HOUSTON INNOVATORS PODCAST EPISODE 185

Houston innovator aims to scale cancer-curing cell therapies

Jason Bock, founder and CEO of the Cell Therapy Manufacturing Center, joins the Houston Innovators Podcast to explain the complicated — yet necessary — process of scaling cell therapies. Photo courtesy

It's almost unreal what can be done with therapeutics today, especially in the specialty of cell therapy.

"It feels like science fiction," says Jason Bock, founder and CEO of the Cell Therapy Manufacturing Center, or CTMC, a joint venture between National Resilience and MD Anderson Cancer Center.

Cell therapy is essentially personalized medicine, he explains.

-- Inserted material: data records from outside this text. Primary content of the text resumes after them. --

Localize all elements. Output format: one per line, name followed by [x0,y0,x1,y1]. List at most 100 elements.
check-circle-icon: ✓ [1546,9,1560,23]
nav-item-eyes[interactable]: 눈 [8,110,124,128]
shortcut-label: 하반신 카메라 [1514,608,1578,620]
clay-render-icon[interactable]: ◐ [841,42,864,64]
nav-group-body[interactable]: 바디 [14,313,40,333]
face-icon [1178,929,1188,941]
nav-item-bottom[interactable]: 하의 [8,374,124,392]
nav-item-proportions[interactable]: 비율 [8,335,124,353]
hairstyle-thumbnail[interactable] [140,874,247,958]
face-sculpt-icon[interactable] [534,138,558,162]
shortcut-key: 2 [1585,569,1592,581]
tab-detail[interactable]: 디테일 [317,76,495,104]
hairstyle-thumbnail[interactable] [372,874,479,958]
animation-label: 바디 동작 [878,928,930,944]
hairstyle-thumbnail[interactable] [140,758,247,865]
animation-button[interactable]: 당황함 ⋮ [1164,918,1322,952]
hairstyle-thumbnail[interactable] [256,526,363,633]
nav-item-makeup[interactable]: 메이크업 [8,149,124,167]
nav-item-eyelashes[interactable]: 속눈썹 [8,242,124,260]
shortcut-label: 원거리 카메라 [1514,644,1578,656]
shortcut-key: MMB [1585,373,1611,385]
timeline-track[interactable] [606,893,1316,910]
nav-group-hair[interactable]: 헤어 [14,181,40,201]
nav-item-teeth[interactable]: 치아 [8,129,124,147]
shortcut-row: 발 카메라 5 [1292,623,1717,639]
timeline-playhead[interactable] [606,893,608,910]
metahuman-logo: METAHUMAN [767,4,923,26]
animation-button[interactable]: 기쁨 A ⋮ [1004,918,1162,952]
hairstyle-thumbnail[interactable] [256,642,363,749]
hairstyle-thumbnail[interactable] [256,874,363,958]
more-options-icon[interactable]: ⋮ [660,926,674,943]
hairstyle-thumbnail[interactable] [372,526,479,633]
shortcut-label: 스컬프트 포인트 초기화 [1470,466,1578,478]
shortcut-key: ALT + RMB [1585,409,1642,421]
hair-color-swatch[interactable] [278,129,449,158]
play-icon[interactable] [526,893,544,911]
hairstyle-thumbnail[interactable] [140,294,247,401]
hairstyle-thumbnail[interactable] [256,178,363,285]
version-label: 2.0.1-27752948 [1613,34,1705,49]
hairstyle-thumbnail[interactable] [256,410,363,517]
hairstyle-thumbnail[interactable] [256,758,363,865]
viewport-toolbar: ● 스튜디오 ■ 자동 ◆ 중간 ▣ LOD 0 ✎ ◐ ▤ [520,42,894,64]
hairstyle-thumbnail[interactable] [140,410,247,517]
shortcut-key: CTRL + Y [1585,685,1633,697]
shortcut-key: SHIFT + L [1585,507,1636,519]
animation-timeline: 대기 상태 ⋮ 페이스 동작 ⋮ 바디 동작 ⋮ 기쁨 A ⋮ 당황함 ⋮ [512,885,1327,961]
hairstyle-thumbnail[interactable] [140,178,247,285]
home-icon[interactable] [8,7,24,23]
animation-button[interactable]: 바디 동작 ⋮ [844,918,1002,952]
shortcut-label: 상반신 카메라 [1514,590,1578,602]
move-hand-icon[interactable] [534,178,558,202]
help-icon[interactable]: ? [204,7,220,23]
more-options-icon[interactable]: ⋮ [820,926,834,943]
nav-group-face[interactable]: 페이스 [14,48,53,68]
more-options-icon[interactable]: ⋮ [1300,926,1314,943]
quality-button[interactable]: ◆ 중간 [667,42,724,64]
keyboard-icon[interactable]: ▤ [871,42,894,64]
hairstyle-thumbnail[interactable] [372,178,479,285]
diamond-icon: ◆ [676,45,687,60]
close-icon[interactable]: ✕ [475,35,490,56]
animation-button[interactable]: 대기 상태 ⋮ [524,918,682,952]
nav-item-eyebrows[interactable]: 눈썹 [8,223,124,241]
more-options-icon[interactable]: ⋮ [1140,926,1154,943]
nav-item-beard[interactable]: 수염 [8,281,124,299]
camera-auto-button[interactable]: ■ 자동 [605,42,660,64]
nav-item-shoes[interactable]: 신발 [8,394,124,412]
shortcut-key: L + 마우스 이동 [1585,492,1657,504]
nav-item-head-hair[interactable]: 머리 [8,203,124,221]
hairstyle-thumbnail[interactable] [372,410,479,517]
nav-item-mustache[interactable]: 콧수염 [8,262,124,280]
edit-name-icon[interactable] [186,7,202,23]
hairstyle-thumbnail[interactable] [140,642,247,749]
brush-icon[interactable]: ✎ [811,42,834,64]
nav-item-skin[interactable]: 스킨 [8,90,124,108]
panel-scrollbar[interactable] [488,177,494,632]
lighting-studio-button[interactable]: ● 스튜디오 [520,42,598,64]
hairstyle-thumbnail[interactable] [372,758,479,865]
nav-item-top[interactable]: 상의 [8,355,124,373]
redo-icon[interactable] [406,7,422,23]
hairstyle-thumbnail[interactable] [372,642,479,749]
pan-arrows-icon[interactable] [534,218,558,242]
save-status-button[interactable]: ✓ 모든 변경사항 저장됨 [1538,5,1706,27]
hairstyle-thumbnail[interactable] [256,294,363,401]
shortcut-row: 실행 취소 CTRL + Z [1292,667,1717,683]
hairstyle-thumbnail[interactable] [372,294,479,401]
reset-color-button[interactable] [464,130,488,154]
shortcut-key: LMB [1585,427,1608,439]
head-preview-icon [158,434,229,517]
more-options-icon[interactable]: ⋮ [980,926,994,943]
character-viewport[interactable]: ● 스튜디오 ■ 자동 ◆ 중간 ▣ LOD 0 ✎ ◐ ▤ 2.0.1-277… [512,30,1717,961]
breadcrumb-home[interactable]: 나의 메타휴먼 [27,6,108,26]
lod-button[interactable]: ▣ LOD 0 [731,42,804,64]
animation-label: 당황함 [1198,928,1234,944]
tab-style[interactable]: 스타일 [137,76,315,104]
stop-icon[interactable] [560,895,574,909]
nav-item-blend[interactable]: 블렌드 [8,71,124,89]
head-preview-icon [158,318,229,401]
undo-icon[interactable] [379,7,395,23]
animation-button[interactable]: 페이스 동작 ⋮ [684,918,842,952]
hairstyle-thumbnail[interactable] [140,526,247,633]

The process includes taking out a patient’s own immune cells, identifying specifically the T-cells, and engineer them to have them target cancer before expanding them and reintroducing them to the patient.

“The supply chain begins with the patient,” Bock explains on the Houston Innovators Podcast. “If the patient is going to be an integral part of the supply chain, one way to simplify your supply chain is to locate your manufacturing very close to where your patients are.”

That's where CTMC, located in the heart of the Texas Medical Center, comes in. Bock moved to Houston from the East Coast four years to stand up the program at MD Anderson. The founding thesis was to work with faculty members who have interesting ideas for biologics or cell therapies, help them industrialize them, and then bring them into the MD Anderson clinic to evaluate in patients.

Last year, the entity spun out into a joint venture structure with National Resilience, a company that was founded amid the pandemic to build resilience in the nation for complex biologics manufacturing — like vaccines, for instance — in order to expedite the process of getting these treatments to patients.

With access to patients established, how do you address scalability of this treatment in a field that's so customized?

While it might sound like a challenge to scale personalized medicine — it's a worthwhile challenge. Bock says that even though cell therapy is in its early stages still — the first treatment was approved by the FDA just five years ago — early studies have shown patients, who essentially have no other treatment options, can see life-saving results in as little as one treatment.

"We see in a large group of patients — 30 to 50 percent of patients — are cured with one dose," he says on the show.

CTMC has a 60,000-square-foot space two blocks away from MD Anderson. This critical lab space with 14 clean rooms was made available after its previous biotech tenant moved out. The setup can support up to 140 people, and the organization has grown to 80 people over the past few years.

Bock says CTMC is an engine for cell therapy research — one that can take a therapeutic from research to the clinic in about one to two years. Every year, he says CTMC can roll three to five therapeutics into the clinic phase.

And, Houston's an ideal place to do that.

"Houston has a chance to play a role in all aspects of cell therapy," he says, from discovery to the clinical side. "Some really interesting cell therapies that are in development were discovered here in Houston."